Regeneration

Bachelor of Architectural Design
Semester 1, 2022

Studio leader(s)

  • Ross Brewin
    Monash Art, Design and Architecture
  • Shing Hei Ho

This studio will be focused on a 40-hectare site on the East Coast of Tasmania, near a small town called Triabunna. The site is on the traditional lands of the people of the Paredarerme (AKA Oyster Bay Nation). Following decades of pastoral use since colonisation, the site was most recently used as one of the largest wood chipping mills in the Southern Hemisphere. These post-colonial land uses have left behind considerable environmental damage. Currently, the site is occupied and being repaired by Spring Bay Mill, a culture- and environment-focused regeneration project and events venue.

Gilby + Brewin Architecture have for the last 3.5 years been the project architects leading the master planning, design and construction of the built environment on the site, interfacing closely with the ongoing site-wide environmental remediation and revegetation.
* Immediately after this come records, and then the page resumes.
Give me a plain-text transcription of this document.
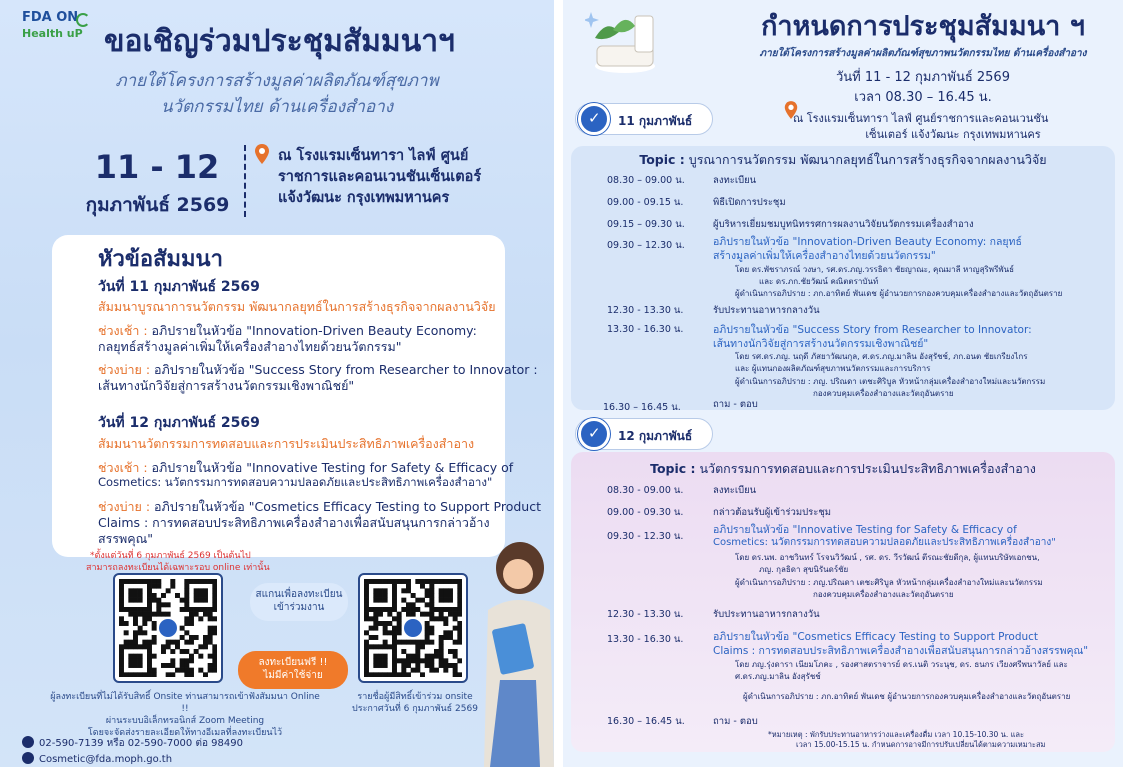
FDA ON
Health uP ขอเชิญร่วมประชุมสัมมนาฯ
ภายใต้โครงการสร้างมูลค่าผลิตภัณฑ์สุขภาพ
นวัตกรรมไทย ด้านเครื่องสำอาง
11 - 12
กุมภาพันธ์ 2569
ณ โรงแรมเซ็นทารา ไลฟ์ ศูนย์
ราชการและคอนเวนชันเซ็นเตอร์
แจ้งวัฒนะ กรุงเทพมหานคร
หัวข้อสัมมนา
วันที่ 11 กุมภาพันธ์ 2569
สัมมนาบูรณาการนวัตกรรม พัฒนากลยุทธ์ในการสร้างธุรกิจจากผลงานวิจัย
ช่วงเช้า : อภิปรายในหัวข้อ "Innovation-Driven Beauty Economy:
กลยุทธ์สร้างมูลค่าเพิ่มให้เครื่องสำอางไทยด้วยนวัตกรรม"
ช่วงบ่าย : อภิปรายในหัวข้อ "Success Story from Researcher to Innovator :
เส้นทางนักวิจัยสู่การสร้างนวัตกรรมเชิงพาณิชย์"
วันที่ 12 กุมภาพันธ์ 2569
สัมมนานวัตกรรมการทดสอบและการประเมินประสิทธิภาพเครื่องสำอาง
ช่วงเช้า : อภิปรายในหัวข้อ "Innovative Testing for Safety & Efficacy of
Cosmetics: นวัตกรรมการทดสอบความปลอดภัยและประสิทธิภาพเครื่องสำอาง"
ช่วงบ่าย : อภิปรายในหัวข้อ "Cosmetics Efficacy Testing to Support Product
Claims : การทดสอบประสิทธิภาพเครื่องสำอางเพื่อสนับสนุนการกล่าวอ้าง
สรรพคุณ"
*ตั้งแต่วันที่ 6 กุมภาพันธ์ 2569 เป็นต้นไป
สามารถลงทะเบียนได้เฉพาะรอบ online เท่านั้น
สแกนเพื่อลงทะเบียน
เข้าร่วมงาน
ลงทะเบียนฟรี !!
ไม่มีค่าใช้จ่าย
ผู้ลงทะเบียนที่ไม่ได้รับสิทธิ์ Onsite ท่านสามารถเข้าฟังสัมมนา Online !!
ผ่านระบบอิเล็กทรอนิกส์ Zoom Meeting
โดยจะจัดส่งรายละเอียดให้ทางอีเมลที่ลงทะเบียนไว้
รายชื่อผู้มีสิทธิ์เข้าร่วม onsite
ประกาศวันที่ 6 กุมภาพันธ์ 2569
02-590-7139 หรือ 02-590-7000 ต่อ 98490
Cosmetic@fda.moph.go.th
กำหนดการประชุมสัมมนา ฯ
ภายใต้โครงการสร้างมูลค่าผลิตภัณฑ์สุขภาพนวัตกรรมไทย ด้านเครื่องสำอาง
วันที่ 11 - 12 กุมภาพันธ์ 2569
เวลา 08.30 – 16.45 น.
ณ โรงแรมเซ็นทารา ไลฟ์ ศูนย์ราชการและคอนเวนชัน
เซ็นเตอร์ แจ้งวัฒนะ กรุงเทพมหานคร
✓ 11 กุมภาพันธ์
Topic : บูรณาการนวัตกรรม พัฒนากลยุทธ์ในการสร้างธุรกิจจากผลงานวิจัย
08.30 – 09.00 น.	ลงทะเบียน
09.00 - 09.15 น.	พิธีเปิดการประชุม
09.15 – 09.30 น.	ผู้บริหารเยี่ยมชมบูทนิทรรศการผลงานวิจัยนวัตกรรมเครื่องสำอาง
09.30 – 12.30 น.	อภิปรายในหัวข้อ "Innovation-Driven Beauty Economy: กลยุทธ์
สร้างมูลค่าเพิ่มให้เครื่องสำอางไทยด้วยนวัตกรรม"
โดย ดร.พัชราภรณ์ วงษา, รศ.ดร.ภญ.วรรธิดา ชัยญาณะ, คุณมาลี หาญสุริพรีพันธ์
และ ดร.ภก.ชัยวัฒน์ คณิตตราบันท์
ผู้ดำเนินการอภิปราย : ภก.อาทิตย์ พันเดช ผู้อำนวยการกองควบคุมเครื่องสำอางและวัตถุอันตราย
12.30 - 13.30 น.	รับประทานอาหารกลางวัน
13.30 - 16.30 น.	อภิปรายในหัวข้อ "Success Story from Researcher to Innovator:
เส้นทางนักวิจัยสู่การสร้างนวัตกรรมเชิงพาณิชย์"
โดย รศ.ดร.ภญ. นฤดี ภัสยาวัฒนกุล, ศ.ดร.ภญ.มาลิน อังสุรัชช์, ภก.อนต ชัยเกรียงไกร
และ ผู้แทนกองผลิตภัณฑ์สุขภาพนวัตกรรมและการบริการ
ผู้ดำเนินการอภิปราย : ภญ. ปริณดา เตชะศิริบูล หัวหน้ากลุ่มเครื่องสำอางใหม่และนวัตกรรม
กองควบคุมเครื่องสำอางและวัตถุอันตราย
16.30 – 16.45 น.	ถาม - ตอบ
✓ 12 กุมภาพันธ์
Topic : นวัตกรรมการทดสอบและการประเมินประสิทธิภาพเครื่องสำอาง
08.30 - 09.00 น.	ลงทะเบียน
09.00 - 09.30 น.	กล่าวต้อนรับผู้เข้าร่วมประชุม
09.30 - 12.30 น.
อภิปรายในหัวข้อ "Innovative Testing for Safety & Efficacy of
Cosmetics: นวัตกรรมการทดสอบความปลอดภัยและประสิทธิภาพเครื่องสำอาง"
โดย ดร.นพ. อาชวินทร์ โรจนวิวัฒน์ , รศ. ดร. วีรวัฒน์ ตีรณะชัยดีกุล, ผู้แทนบริษัทเอกชน,
ภญ. กุลธิดา สุขนิรันดร์ชัย
ผู้ดำเนินการอภิปราย : ภญ.ปริณดา เตชะศิริบูล หัวหน้ากลุ่มเครื่องสำอางใหม่และนวัตกรรม
กองควบคุมเครื่องสำอางและวัตถุอันตราย
12.30 - 13.30 น.	รับประทานอาหารกลางวัน
13.30 - 16.30 น.	อภิปรายในหัวข้อ "Cosmetics Efficacy Testing to Support Product
Claims : การทดสอบประสิทธิภาพเครื่องสำอางเพื่อสนับสนุนการกล่าวอ้างสรรพคุณ"
โดย ภญ.รุ่งดารา เนียมโภคะ , รองศาสตราจารย์ ดร.เนติ วระนุช, ดร. ธนกร เวียงศรีพนาวัลย์ และ
ศ.ดร.ภญ.มาลิน อังสุรัชช์
ผู้ดำเนินการอภิปราย : ภก.อาทิตย์ พันเดช ผู้อำนวยการกองควบคุมเครื่องสำอางและวัตถุอันตราย
16.30 – 16.45 น.	ถาม - ตอบ
*หมายเหตุ : พักรับประทานอาหารว่างและเครื่องดื่ม เวลา 10.15-10.30 น. และ
เวลา 15.00-15.15 น. กำหนดการอาจมีการปรับเปลี่ยนได้ตามความเหมาะสม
Several parts of the project have now been completed, including a 200-seat function space, a 230-seat performance space, a large-capacity outdoor amphitheatre, a ‘glamping’ field, and a group accommodation building, all set within the buildings, structures and infrastructure left over from the abandoned wood chip mill.
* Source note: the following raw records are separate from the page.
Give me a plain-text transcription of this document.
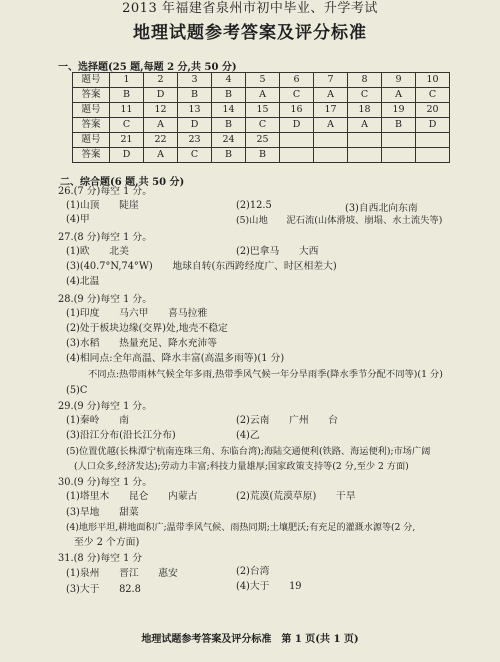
2013 年福建省泉州市初中毕业、升学考试
地理试题参考答案及评分标准
一、选择题(25 题,每题 2 分,共 50 分)
题号	1	2	3	4	5	6	7	8	9	10
答案	B	D	B	B	A	C	A	C	A	C
题号	11	12	13	14	15	16	17	18	19	20
答案	C	A	D	B	C	D	A	A	B	D
题号	21	22	23	24	25					
答案	D	A	C	B	B					
二、综合题(6 题,共 50 分)
26.(7 分)每空 1 分。
(1)山顶　　陡崖	(2)12.5	(3)自西北向东南
(4)甲	(5)山地　　泥石流(山体滑坡、崩塌、水土流失等)
27.(8 分)每空 1 分。
(1)欧　　北美	(2)巴拿马　　大西
(3)(40.7°N,74°W)　　地球自转(东西跨经度广、时区相差大)
(4)北温
28.(9 分)每空 1 分。
(1)印度　　马六甲　　喜马拉雅
(2)处于板块边缘(交界)处,地壳不稳定
(3)水稻　　热量充足、降水充沛等
(4)相同点:全年高温、降水丰富(高温多雨等)(1 分)
不同点:热带雨林气候全年多雨,热带季风气候一年分旱雨季(降水季节分配不同等)(1 分)
(5)C
29.(9 分)每空 1 分。
(1)秦岭　　南	(2)云南　　广州　　台
(3)沿江分布(沿长江分布)	(4)乙
(5)位置优越(长株潭宁杭南连珠三角、东临台湾);海陆交通便利(铁路、海运便利);市场广阔
(人口众多,经济发达);劳动力丰富;科技力量雄厚;国家政策支持等(2 分,至少 2 方面)
30.(9 分)每空 1 分。
(1)塔里木　　昆仑　　内蒙古	(2)荒漠(荒漠草原)　　干旱
(3)旱地　　甜菜
(4)地形平坦,耕地面积广;温带季风气候、雨热同期;土壤肥沃;有充足的灌溉水源等(2 分,
至少 2 个方面)
31.(8 分)每空 1 分
(1)泉州　　晋江　　惠安	(2)台湾
(3)大于　　82.8	(4)大于　　19
地理试题参考答案及评分标准　第 1 页(共 1 页)
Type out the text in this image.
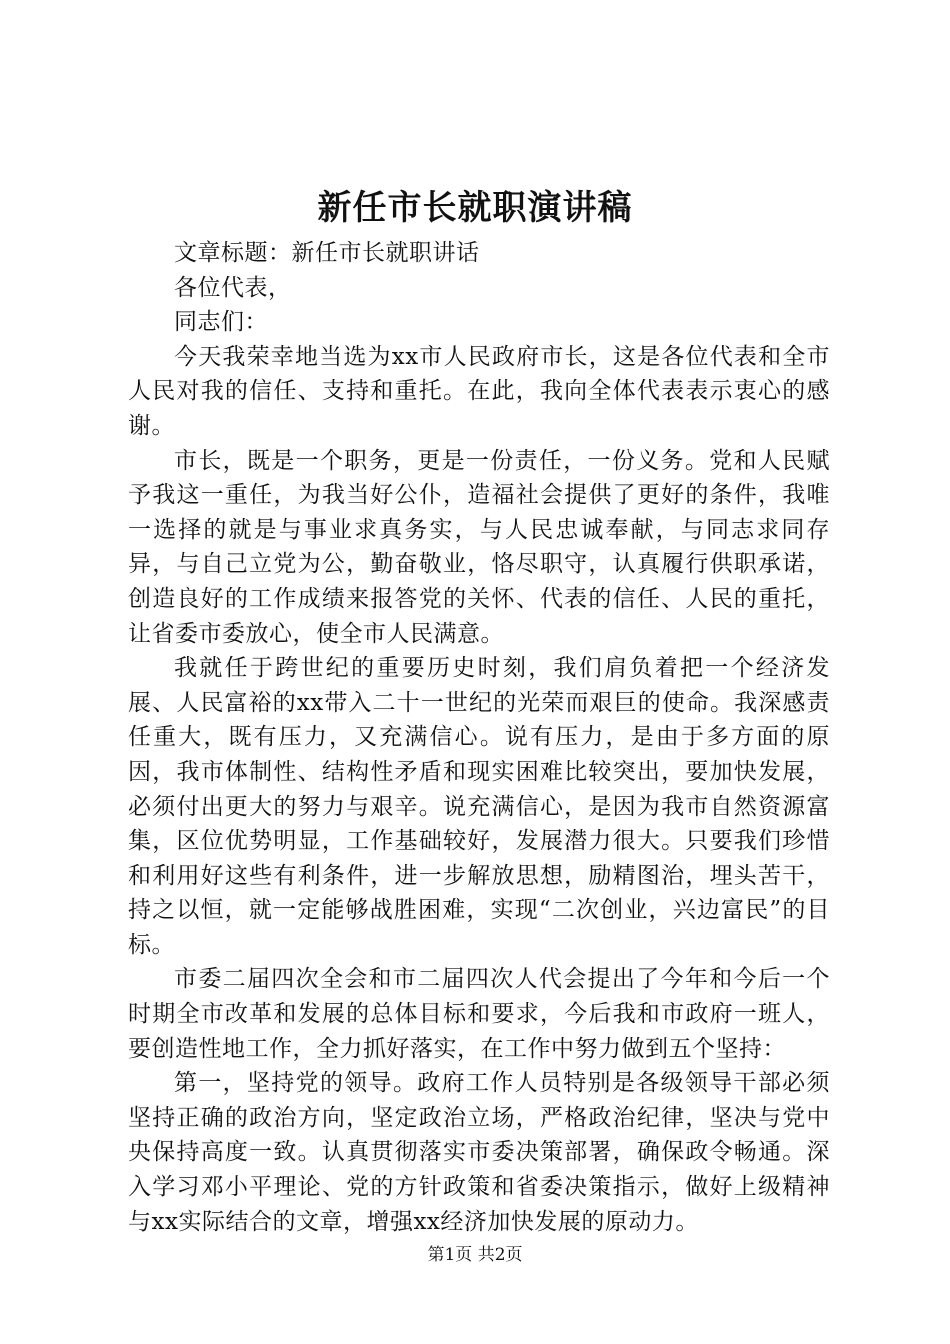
新任市长就职演讲稿

文章标题：新任市长就职讲话

各位代表，

同志们：

今天我荣幸地当选为xx市人民政府市长，这是各位代表和全市人民对我的信任、支持和重托。在此，我向全体代表表示衷心的感谢。

市长，既是一个职务，更是一份责任，一份义务。党和人民赋予我这一重任，为我当好公仆，造福社会提供了更好的条件，我唯一选择的就是与事业求真务实，与人民忠诚奉献，与同志求同存异，与自己立党为公，勤奋敬业，恪尽职守，认真履行供职承诺，创造良好的工作成绩来报答党的关怀、代表的信任、人民的重托，让省委市委放心，使全市人民满意。

我就任于跨世纪的重要历史时刻，我们肩负着把一个经济发展、人民富裕的xx带入二十一世纪的光荣而艰巨的使命。我深感责任重大，既有压力，又充满信心。说有压力，是由于多方面的原因，我市体制性、结构性矛盾和现实困难比较突出，要加快发展，必须付出更大的努力与艰辛。说充满信心，是因为我市自然资源富集，区位优势明显，工作基础较好，发展潜力很大。只要我们珍惜和利用好这些有利条件，进一步解放思想，励精图治，埋头苦干，持之以恒，就一定能够战胜困难，实现“二次创业，兴边富民”的目标。

市委二届四次全会和市二届四次人代会提出了今年和今后一个时期全市改革和发展的总体目标和要求，今后我和市政府一班人，要创造性地工作，全力抓好落实，在工作中努力做到五个坚持：

第一，坚持党的领导。政府工作人员特别是各级领导干部必须坚持正确的政治方向，坚定政治立场，严格政治纪律，坚决与党中央保持高度一致。认真贯彻落实市委决策部署，确保政令畅通。深入学习邓小平理论、党的方针政策和省委决策指示，做好上级精神与xx实际结合的文章，增强xx经济加快发展的原动力。

第1页 共2页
Following the recent opening of the group accommodation building, this studio will work on the assumption that more accommodation will be required. In this studio, students will have the opportunity to undertake the design of short-stay accommodation that aims to support the activities and, more broadly, the ethos of Spring Bay Mill. In this way, this studio will be practice oriented, with the ideas generated potentially influencing the conceptualisation and design process of the next accommodation project on the site. Over the course of the semester, students can expect to produce an architectural proposal for a medium-scale accommodation building that is as well-developed spatially, structurally and materially as it is conceptually.

The first few weeks of semester will cycle through short and intensive site and material research and design exercises that will incrementally add up to a starting point for responding to a short-stay accommodation brief.

Keying into the climate change impact and environment thematic of Bachelor studios, there will be a strong emphasis on developing an environmentally responsible and ethical approach to architecture. Fundamentally this studio is about architecture in relation to sustainability thought of in a holistic sense - environmental, social, cultural and economic. The studio will consider the regeneration of a damaged site through the generation of sustainable architecture that aims to provide a regenerative experience for those visiting and engaging with it.